Zhu walked up to the observation deck and looked out into the twilight seas and wondered if they would survive this odyssey as Yang called it or would die in those inky black seas of Chiron.
*~*~*~*
University, MY 2103
The data were finally in. The colony group had surveyed another three sectors and the results looked…promising!
Yes, the rainy area had ended up being rather mall. In fact, it was tiny and it looked like Chiron would be a fairly inhospitable place after all. But there was space for the colony to establish itself, and it was near what looked like a Unity pod. There was no way to know, and it was far too dangerous to do anything about it now. Orders were given. It would take a vexing two more years to set up the colony, but that could not be helped.

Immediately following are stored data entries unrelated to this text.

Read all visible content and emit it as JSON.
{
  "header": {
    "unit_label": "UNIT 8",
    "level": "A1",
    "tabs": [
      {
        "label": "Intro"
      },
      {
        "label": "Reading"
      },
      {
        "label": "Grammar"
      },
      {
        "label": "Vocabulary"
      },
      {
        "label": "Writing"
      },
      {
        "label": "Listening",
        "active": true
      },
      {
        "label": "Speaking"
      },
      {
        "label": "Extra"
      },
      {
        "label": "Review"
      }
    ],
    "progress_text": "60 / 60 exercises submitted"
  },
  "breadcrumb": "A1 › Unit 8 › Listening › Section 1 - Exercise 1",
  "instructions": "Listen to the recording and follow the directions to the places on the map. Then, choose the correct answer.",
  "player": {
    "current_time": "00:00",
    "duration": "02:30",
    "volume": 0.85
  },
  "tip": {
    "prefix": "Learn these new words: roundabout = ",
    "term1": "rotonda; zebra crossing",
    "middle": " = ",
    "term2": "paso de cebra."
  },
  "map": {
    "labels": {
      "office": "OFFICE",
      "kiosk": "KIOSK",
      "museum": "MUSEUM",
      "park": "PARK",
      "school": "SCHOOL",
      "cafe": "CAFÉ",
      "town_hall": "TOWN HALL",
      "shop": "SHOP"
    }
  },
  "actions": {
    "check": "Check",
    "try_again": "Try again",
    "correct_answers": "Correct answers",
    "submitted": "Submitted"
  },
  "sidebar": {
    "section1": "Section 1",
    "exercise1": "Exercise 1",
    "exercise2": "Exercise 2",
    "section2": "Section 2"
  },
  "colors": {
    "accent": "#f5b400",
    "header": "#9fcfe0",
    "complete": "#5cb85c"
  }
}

The scout group had surveyed north and had confirmed what the colony group had found. Most of the area was not wet and fairly friendly. At best it was minimally habitable, which limited options considerably.
And then there were the…artifacts. The survey team had found more of the massive boreholes that were nearby University Base. These were, frankly, chilling since they spoke of a technology that no one on Earth had ever mastered. And then there was the obvious…aliens had built them. This was equivocal proof that aliens existed – proof beyond a reasonable doubt.
More questions came to mind: were they still here? Would they take kindly to aliens on their world? Zakharov was more than familiar with the plots of innumerable science fiction stories he had read as an adolescent, and also of the study groups that pondered what humanity would do if they ever met intelligent aliens. Most of the old stories were fanciful and other chilling. All were fantasy. The study groups had always struck Zakharov as an extreme and especially pointless exercise in naval gazing. Now he earnestly wished he had paid at least some attention. Even a bit of fantasy would be helpful now.
It was not like there was any time for musings, however. Day-to-day live was a constant trial. Their first set of defenders was complete and now the Research Council had decided to amass the resources for another colony. It would take many years but it was worth it.
Life is tenuous. There was no evidence that anyone from Unity survived, so his few thousands of humans may be all that is left of humanity. That is an awesome and frightening proposition.